After the 787 was towed back in and parked in front of the tent, Carriker and co-pilot Randy Neville emerged, beaming. Carriker pumped his arms high above his head and the crowd cheered.

Back on the ground during a question-and-answer session, Carriker joked that, "I thought the landing was pretty good, I don't know about you." And Neville said that the flight had presented the two pilots with no surprises. "The airplane did exactly as we were expecting," Neville said.

Carriker explained that just the act of getting the 787 in the air had gone a long way toward answering diagnostic questions about the plane. "We figured out more things about this airplane in ten minutes of flying," he said, "than we have in probably the last 100 days."

The 787 as it pulled up in front of a tent full of Boeing employees and reporters. Daniel Terdiman/CNET

And amplifying that point, Carriker said that once he and Neville were airborne, they had set out to execute a "very, very, very aggressive plan. In spite of the continuously descending cloud cover that forced the shortening of the flight time, they were able to complete about half of their intended tasks he said.

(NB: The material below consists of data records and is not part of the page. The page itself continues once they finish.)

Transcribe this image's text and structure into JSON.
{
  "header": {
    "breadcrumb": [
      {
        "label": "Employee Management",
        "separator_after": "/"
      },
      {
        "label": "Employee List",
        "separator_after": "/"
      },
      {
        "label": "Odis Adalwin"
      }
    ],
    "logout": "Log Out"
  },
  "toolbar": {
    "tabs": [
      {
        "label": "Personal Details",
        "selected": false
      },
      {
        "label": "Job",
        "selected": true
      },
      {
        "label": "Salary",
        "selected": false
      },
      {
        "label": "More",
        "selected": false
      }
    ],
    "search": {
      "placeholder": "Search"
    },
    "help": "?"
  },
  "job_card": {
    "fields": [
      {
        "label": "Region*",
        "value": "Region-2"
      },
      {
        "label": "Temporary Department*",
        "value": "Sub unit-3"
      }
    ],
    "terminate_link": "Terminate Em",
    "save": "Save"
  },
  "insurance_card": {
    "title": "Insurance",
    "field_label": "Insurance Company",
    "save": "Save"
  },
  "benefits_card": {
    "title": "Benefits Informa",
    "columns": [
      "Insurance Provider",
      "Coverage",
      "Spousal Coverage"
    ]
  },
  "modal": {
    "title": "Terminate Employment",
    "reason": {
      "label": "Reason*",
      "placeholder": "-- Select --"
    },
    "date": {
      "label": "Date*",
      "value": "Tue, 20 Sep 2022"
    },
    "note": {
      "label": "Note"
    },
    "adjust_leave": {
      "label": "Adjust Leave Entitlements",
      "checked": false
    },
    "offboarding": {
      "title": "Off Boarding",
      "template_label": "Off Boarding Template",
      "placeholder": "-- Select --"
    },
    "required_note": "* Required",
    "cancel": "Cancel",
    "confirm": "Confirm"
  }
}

Still, the bad weather gave the pilots a chance to put the plane through some paces they had not intended until later in a testing program that could last as long as nine months before the planned delivery of the first 787 to All Nippon Airways in late 2010. Neville said that included flying in icy conditions and in strong turbulence.

And there were some very small victories, too.

"We even got to do a functional test of the windshield wipers," Carriker joked.

Asked when the second 787 test flight will be, Carriker said that today's plane--the first of six Dreamliners that have been built--was ready to head back up for another go. But he suggested it would be at least after the new year before the second flight.